Na pewno zmęczenie, nie tylko fizyczne, ale również psychiczne potyczką z „Białą Gwiazdą” dało znać o sobie. Mecz rozgrywany był dość późno. Trener miejscowej drużyny nie dysponował podstawową rozgrywającą, ale i bez niej jego podopieczne poradziły sobie z góralkami. Przewyższały nowotarżanki warunkami fizycznymi, a tym samym mocą na deskach.

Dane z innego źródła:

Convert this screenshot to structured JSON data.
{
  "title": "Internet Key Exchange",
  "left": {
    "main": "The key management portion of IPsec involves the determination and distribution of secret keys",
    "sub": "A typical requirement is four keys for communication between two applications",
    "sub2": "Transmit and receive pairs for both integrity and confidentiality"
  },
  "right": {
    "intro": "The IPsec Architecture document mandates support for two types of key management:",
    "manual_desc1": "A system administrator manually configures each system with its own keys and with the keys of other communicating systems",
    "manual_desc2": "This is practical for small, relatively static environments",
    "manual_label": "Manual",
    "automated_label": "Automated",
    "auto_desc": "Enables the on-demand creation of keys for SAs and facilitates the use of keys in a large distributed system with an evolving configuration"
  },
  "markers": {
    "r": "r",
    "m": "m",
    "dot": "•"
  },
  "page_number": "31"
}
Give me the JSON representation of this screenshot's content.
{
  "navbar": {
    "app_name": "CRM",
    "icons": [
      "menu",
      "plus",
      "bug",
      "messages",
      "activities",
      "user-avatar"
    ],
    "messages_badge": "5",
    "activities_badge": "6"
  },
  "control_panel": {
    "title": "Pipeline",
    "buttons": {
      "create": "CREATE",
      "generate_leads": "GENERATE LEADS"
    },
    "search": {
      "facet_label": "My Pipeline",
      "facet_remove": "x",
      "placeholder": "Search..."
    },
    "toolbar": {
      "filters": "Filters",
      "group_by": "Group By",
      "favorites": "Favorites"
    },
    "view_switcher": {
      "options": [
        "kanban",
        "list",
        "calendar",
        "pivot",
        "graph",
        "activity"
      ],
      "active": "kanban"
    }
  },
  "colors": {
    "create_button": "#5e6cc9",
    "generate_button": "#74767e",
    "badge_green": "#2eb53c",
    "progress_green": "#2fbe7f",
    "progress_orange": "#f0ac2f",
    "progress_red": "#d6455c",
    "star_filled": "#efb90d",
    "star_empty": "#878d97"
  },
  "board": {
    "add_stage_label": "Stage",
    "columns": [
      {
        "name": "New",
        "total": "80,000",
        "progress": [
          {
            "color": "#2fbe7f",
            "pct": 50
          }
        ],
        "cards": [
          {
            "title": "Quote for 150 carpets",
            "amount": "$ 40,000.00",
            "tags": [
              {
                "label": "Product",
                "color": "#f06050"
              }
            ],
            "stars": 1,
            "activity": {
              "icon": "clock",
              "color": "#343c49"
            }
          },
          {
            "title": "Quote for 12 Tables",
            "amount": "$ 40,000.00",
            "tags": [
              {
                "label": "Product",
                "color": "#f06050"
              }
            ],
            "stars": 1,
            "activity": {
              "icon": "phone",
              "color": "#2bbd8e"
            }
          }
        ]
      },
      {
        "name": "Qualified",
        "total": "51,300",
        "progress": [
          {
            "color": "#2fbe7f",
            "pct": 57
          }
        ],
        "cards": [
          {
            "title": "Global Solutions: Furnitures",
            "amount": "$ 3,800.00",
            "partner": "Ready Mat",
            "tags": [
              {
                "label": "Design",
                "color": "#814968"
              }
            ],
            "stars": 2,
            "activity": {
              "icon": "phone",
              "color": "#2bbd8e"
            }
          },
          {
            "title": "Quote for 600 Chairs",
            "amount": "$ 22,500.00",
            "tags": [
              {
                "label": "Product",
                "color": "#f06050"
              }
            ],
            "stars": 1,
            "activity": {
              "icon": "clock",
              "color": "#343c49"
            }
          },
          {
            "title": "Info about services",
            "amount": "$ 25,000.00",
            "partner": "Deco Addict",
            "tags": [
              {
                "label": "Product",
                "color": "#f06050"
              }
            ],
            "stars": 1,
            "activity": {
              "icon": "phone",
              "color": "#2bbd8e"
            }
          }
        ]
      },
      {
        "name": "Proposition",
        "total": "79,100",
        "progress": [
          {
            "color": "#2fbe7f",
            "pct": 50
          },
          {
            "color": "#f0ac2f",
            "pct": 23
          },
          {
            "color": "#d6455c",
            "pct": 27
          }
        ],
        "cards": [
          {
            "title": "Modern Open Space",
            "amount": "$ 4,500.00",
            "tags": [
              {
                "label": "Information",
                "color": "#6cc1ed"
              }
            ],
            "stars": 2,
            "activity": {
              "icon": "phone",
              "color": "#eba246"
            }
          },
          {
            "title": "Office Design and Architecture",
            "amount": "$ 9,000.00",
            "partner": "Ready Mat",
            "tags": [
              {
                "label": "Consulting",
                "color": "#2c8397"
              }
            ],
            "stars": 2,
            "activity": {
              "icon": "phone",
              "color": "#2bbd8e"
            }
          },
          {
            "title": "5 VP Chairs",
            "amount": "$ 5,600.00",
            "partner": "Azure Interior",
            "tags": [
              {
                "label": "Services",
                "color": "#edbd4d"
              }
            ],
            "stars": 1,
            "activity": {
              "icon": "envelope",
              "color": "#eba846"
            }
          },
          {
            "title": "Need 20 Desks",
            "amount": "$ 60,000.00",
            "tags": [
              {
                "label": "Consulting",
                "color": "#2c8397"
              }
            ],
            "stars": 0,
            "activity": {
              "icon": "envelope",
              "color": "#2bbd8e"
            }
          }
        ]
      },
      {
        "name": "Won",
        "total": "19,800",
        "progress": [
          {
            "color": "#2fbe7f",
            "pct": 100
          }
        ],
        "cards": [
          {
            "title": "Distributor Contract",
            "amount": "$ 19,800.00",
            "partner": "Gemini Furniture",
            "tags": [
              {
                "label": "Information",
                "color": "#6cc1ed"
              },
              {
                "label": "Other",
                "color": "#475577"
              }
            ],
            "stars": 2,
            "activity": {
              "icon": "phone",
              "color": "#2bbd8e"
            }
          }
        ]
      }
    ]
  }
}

- Gdyby ten mecz rozgrywany był w innym terminie i zagralibyśmy w mocniejszym składzie, to można byłoby pokusić się o lepszy rezultat. Tym bardziej, iż miejscowy zespół nie miał liderki – mówi trener Górców, Mirosław Ćwikiel. – Myślę, że nawet o zwycięstwo. Trudno mi było zmotywować zespół do drugiego wysiłku w ciągu dnia. Przegraliśmy w paru elementach, ale tym najważniejszym była siła fizyczna gospodyń. W każdym elemencie obrony byliśmy słabsi. Pozwalaliśmy im bezkarnie wjeżdżać pod kosz.
Ikar Niepołomice – Gorce Steskal Nowy Targ 65:50 (17:8, 14:10, 25:21, 9:11)
Gorce Steskal; Lasak 22, Perhon 10, Rokiciak 10, Szopińska 4, Lasyk 2, Jachymiak 2, Cyrwus, Wolska, Pudzisz, Przybyło, Długopolska. Trener Mirosław Ćwikiel.